AAAR 32nd Annual Conference
September 30 - October 4, 2013
Oregon Convention Center
Portland, Oregon, USA
Abstract View
The Composition of Droplet-Forming Aerosol as a Function of Supersaturation
BETH FRIEDMAN, Eleanor Browne, Karin Ardon-Dryer, Anthony Carrasquillo, Kelly Daumit, Kelsey Boulanger, Jesse Kroll, Joel A. Thornton, Daniel Cziczo, University of Washington
Abstract Number: 354 Working Group: Aerosols, Clouds, and Climate
Abstract Aerosol-cloud interactions represent a significant uncertainty with respect to radiative forcing and climate with both particle composition and size playing key, yet poorly understood, roles in determining the cloud nucleating capabilities of aerosols. Cloud condensation nuclei (CCN) and aerosol composition measurements were conducted during February 2013 as part of the Department of Energy Two Column Aerosol Project (TCAP). Located in North Truro, MA, the site provides access to a variety of air mass sources, including marine, continental, and urban.
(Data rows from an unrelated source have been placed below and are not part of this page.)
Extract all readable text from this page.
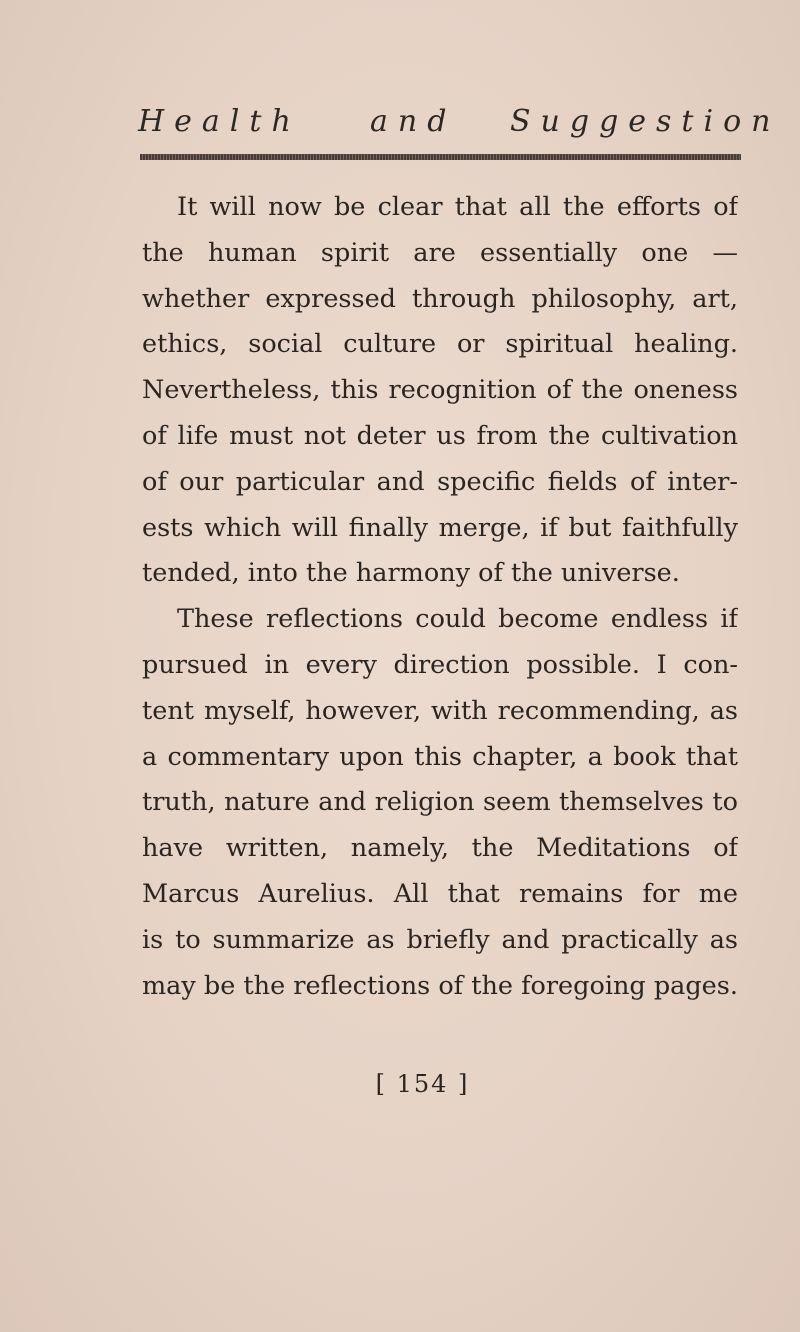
Health and Suggestion
It will now be clear that all the efforts of
the human spirit are essentially one —
whether expressed through philosophy, art,
ethics, social culture or spiritual healing.
Nevertheless, this recognition of the oneness
of life must not deter us from the cultivation
of our particular and specific fields of inter-
ests which will finally merge, if but faithfully
tended, into the harmony of the universe.
These reflections could become endless if
pursued in every direction possible. I con-
tent myself, however, with recommending, as
a commentary upon this chapter, a book that
truth, nature and religion seem themselves to
have written, namely, the Meditations of
Marcus Aurelius. All that remains for me
is to summarize as briefly and practically as
may be the reflections of the foregoing pages.
[ 154 ]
A CCN closure study was conducted with measurements from a commercial Cloud Condensation Nuclei Counter (CCNC, Droplet Measurement Technologies) at a range of supersaturations, as well as an Aerosol Mass Spectrometer (AMS, Aerodyne). Further measurements were conducted utilizing a Pumped Counterflow Virtual Impactor (PCVI) in order to separate the activated droplets, as a function of supersaturation, from un-activated aerosol at the output of the CCNC. Subsequent composition analysis of the residual droplet aerosol was conducted with the AMS. High-resolution residual aerosol composition will be presented as a function of instrument supersaturation and air mass, and will be compared to the total ambient aerosol composition. Preliminary results suggest an enhancement of nitrate in the activated fraction, as well as compositional differences in organics between the unactivated aerosol and the droplet residuals. The advantages and disadvantages of a combination of a CCN / PCVI / AMS will be discussed with a focus on how this new technique can improve our understanding of warm cloud formation.